Rybrevant and Lazcluze have been gaining traction since their first-line approval about a year ago. In the second quarter, the pair delivered $179 million in global sales for 26.5% sequential growth.
During an investor call in July before AZ announced Flaura2’s positive overall survival readout, J&J’s chair of innovative medicine, Jennifer Taubert, noted that Rybrevant-Lazcluze was the top regimen that doctors said they intend to prescribe for front-line patients.

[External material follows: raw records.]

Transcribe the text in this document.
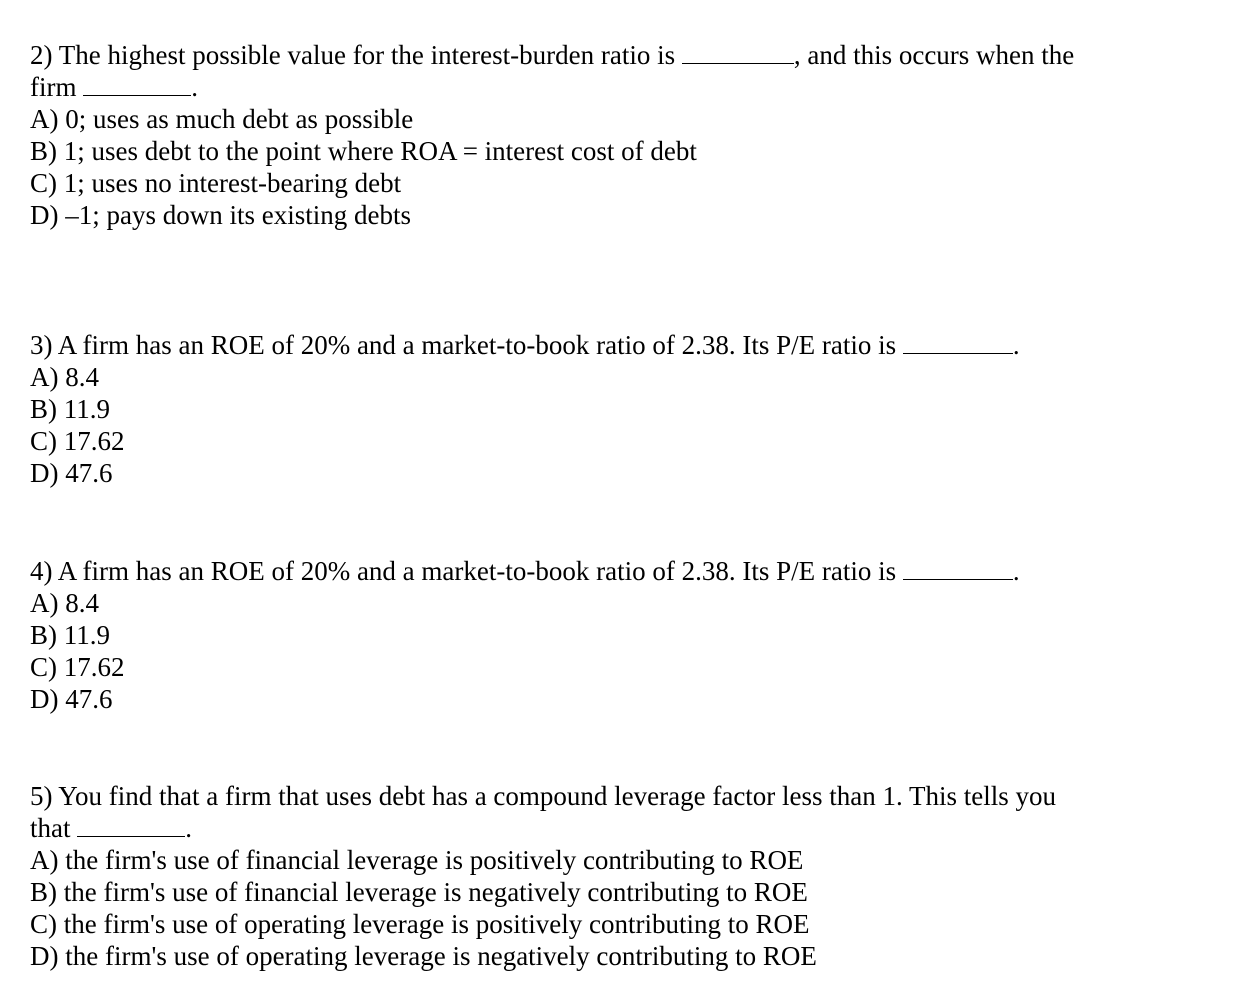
2) The highest possible value for the interest-burden ratio is	, and this occurs when the
firm	.
A) 0; uses as much debt as possible
B) 1; uses debt to the point where ROA = interest cost of debt
C) 1; uses no interest-bearing debt
D) –1; pays down its existing debts
3) A firm has an ROE of 20% and a market-to-book ratio of 2.38. Its P/E ratio is	.
A) 8.4
B) 11.9
C) 17.62
D) 47.6
4) A firm has an ROE of 20% and a market-to-book ratio of 2.38. Its P/E ratio is	.
A) 8.4
B) 11.9
C) 17.62
D) 47.6
5) You find that a firm that uses debt has a compound leverage factor less than 1. This tells you
that	.
A) the firm's use of financial leverage is positively contributing to ROE
B) the firm's use of financial leverage is negatively contributing to ROE
C) the firm's use of operating leverage is positively contributing to ROE
D) the firm's use of operating leverage is negatively contributing to ROE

But AZ is not seeing many signs of repeated use of the competitor regimen, according to Fredrickson. The AZ exec also suggested that academic centers tend to be more open to newer regimens with unfamiliar side effect profiles, whereas in the community setting, where the lion’s share of lung cancer patients are treated, doctors are more comfortable with the established profiles of Tagrisso and chemotherapy.
Even before the positive overall survival readout from Flaura2, the Tagrisso-chemo regimen has seen the fastest growth in the combo space, Fredrickson said. “I have every reason to believe that that momentum should only strengthen with the presentation of these data.”